Fedorchenko S V, Vovk A D, Rybalko S L
Ter Arkh. 1994;66(2):24-9.
The study included 39 patients with chronic HBeAg and DNA HBV-positive hepatitis B. 18 patients received combined therapy with prednisolone and recombinant interferon. Pretreatment investigations involved assessment of the basic virus replication by HBeAg, IgM anti-HBc, RPSHA titers, of DNA HBV concentration, alanine aminotransferase activity. The serum was examined for antibodies to alpha 2-interferon using enzyme immunoassay. The treatment resulted in disappearance of HBeAg in 70.6% of the examinees, DNA HBV in 66.6% of them. AlAT activity returned to normal in 58.8% of the patients. HBeAg and HBsAg were not registered in 5.6% of the patients. In 2 out of 4 nonresponders antibodies to alpha 2-interferon were absent. It is shown serologically that patients with initially low HBeAg, DNA HBV, high activity of AlAT, high titers IgM anti-HBc, no antibodies to alpha 2-interferon have the most favourable prognosis of the hepatitis.

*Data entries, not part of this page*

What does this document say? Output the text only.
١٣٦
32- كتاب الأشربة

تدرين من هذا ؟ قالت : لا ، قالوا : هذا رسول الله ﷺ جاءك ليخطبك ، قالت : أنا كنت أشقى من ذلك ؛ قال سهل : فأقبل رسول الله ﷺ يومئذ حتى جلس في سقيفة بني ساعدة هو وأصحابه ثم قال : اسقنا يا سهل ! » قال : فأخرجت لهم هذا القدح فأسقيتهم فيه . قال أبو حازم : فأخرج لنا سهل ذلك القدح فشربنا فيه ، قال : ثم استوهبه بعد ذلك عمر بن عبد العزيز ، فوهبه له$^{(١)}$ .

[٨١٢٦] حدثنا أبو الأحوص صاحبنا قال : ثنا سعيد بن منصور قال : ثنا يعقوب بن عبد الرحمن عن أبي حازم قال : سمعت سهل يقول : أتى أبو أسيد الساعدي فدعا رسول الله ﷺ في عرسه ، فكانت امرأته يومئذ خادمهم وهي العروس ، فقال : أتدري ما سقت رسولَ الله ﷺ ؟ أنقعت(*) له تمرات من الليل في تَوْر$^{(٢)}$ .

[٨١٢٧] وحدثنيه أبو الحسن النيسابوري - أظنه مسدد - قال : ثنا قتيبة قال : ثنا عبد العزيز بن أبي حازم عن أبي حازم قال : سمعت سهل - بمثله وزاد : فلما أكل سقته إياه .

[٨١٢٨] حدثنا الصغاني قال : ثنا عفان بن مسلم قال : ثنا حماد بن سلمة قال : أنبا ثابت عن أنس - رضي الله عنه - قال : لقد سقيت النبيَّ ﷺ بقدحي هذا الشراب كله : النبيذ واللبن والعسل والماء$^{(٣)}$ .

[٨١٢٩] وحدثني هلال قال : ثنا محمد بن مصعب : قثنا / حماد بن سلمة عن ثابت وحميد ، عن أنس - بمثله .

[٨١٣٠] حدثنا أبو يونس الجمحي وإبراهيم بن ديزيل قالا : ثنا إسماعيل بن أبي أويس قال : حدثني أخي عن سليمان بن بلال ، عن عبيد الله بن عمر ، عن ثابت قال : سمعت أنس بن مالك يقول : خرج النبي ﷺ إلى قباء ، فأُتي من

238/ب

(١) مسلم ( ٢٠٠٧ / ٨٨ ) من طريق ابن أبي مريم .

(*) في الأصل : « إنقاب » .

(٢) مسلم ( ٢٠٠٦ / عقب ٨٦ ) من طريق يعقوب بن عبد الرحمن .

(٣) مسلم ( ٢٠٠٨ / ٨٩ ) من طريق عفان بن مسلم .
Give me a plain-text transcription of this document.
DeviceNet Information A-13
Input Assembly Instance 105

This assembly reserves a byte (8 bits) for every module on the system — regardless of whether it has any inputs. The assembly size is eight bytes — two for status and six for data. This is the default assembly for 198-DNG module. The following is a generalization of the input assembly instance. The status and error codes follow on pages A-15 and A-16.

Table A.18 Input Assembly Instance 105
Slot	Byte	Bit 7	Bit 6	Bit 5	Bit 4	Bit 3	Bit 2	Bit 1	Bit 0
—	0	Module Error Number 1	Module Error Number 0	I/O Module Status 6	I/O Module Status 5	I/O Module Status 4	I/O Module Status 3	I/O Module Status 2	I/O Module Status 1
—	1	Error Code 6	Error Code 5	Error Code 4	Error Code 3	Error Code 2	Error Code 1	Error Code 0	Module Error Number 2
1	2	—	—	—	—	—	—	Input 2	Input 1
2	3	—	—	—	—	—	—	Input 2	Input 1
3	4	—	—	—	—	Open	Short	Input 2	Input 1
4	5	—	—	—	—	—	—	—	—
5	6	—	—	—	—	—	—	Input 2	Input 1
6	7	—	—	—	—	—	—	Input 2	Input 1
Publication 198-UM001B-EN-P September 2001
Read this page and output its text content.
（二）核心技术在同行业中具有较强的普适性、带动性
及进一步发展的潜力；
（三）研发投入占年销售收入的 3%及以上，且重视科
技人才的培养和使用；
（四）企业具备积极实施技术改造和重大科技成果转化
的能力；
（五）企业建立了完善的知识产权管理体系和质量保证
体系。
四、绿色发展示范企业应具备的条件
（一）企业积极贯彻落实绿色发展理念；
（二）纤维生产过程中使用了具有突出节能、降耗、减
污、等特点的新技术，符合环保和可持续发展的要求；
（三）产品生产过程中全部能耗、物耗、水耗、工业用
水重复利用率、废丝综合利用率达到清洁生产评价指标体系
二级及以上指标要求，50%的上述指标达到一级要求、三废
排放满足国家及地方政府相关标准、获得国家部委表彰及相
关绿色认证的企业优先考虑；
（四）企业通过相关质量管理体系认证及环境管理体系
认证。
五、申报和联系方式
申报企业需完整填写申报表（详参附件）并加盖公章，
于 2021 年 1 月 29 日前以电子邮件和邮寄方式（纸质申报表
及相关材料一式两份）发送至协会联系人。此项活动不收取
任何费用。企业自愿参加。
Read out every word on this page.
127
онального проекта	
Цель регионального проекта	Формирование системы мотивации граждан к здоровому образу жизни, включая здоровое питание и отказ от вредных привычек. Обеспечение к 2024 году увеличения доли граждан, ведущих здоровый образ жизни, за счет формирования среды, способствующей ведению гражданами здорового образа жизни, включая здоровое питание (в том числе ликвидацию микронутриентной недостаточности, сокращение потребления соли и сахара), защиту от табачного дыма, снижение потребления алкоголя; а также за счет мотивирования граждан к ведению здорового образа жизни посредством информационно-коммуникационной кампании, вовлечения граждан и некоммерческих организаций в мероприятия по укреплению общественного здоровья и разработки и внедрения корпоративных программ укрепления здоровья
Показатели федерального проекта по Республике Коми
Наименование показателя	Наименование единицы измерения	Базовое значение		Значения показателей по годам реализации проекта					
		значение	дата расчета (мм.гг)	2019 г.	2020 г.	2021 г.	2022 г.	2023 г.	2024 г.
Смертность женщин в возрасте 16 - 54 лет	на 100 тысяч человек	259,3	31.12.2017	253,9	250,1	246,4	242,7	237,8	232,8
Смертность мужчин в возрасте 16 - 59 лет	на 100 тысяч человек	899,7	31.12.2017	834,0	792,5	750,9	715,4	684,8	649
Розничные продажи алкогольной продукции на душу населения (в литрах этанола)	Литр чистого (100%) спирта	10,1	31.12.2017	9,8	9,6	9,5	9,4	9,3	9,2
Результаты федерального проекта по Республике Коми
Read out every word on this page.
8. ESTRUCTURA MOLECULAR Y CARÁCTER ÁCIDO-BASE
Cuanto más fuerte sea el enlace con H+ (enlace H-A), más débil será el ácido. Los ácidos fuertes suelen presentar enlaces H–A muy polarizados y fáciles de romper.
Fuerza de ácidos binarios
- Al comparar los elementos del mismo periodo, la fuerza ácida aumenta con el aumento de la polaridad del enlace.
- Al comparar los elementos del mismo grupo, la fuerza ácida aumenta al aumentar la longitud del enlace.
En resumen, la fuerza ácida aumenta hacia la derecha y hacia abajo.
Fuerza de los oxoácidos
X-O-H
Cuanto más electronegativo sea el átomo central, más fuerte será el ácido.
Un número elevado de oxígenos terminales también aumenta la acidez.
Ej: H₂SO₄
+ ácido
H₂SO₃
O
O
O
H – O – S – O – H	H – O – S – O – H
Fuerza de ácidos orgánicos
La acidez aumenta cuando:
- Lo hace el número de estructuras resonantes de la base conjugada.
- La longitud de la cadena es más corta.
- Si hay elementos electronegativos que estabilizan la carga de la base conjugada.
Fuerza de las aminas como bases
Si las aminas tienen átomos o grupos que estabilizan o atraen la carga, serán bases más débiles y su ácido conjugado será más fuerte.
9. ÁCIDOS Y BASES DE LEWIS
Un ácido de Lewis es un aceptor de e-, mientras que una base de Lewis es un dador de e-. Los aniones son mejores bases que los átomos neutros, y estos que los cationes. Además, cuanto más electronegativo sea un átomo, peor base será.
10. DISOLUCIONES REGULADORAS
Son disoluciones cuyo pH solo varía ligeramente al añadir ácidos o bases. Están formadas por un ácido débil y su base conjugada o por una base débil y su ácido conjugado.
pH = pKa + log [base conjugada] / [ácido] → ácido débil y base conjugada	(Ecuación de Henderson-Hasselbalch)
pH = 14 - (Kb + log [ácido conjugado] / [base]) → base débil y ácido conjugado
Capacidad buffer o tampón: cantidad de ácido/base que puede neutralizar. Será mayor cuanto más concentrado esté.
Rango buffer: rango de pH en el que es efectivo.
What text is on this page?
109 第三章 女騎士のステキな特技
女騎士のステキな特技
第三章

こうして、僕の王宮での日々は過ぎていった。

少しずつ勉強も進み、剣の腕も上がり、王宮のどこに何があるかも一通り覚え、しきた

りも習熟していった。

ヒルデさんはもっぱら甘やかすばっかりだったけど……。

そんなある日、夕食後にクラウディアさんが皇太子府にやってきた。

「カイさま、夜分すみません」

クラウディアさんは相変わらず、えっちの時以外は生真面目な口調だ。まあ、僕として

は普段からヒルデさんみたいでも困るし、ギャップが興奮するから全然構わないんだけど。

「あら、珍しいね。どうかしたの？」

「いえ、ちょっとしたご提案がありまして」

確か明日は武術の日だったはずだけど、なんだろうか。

该研究纳入了39例慢性HBeAg和DNA HBV阳性的乙型肝炎患者。18例患者接受了泼尼松龙和重组干扰素联合治疗。治疗前的检查包括通过HBeAg、IgM抗-HBc、RPSHA滴度评估基本病毒复制情况、DNA HBV浓度、丙氨酸转氨酶活性。采用酶免疫测定法检测血清中的α2-干扰素抗体。治疗后,70.6%的受检者HBeAg消失,66.6%的受检者DNA HBV消失。58.8%的患者丙氨酸转氨酶活性恢复正常。5.6%的患者未检测到HBeAg和HBsAg。4例无反应者中有2例缺乏α2-干扰素抗体。血清学显示,初始HBeAg、DNA HBV水平低、丙氨酸转氨酶活性高、IgM抗-HBc滴度高、无α2-干扰素抗体的患者肝炎预后最有利。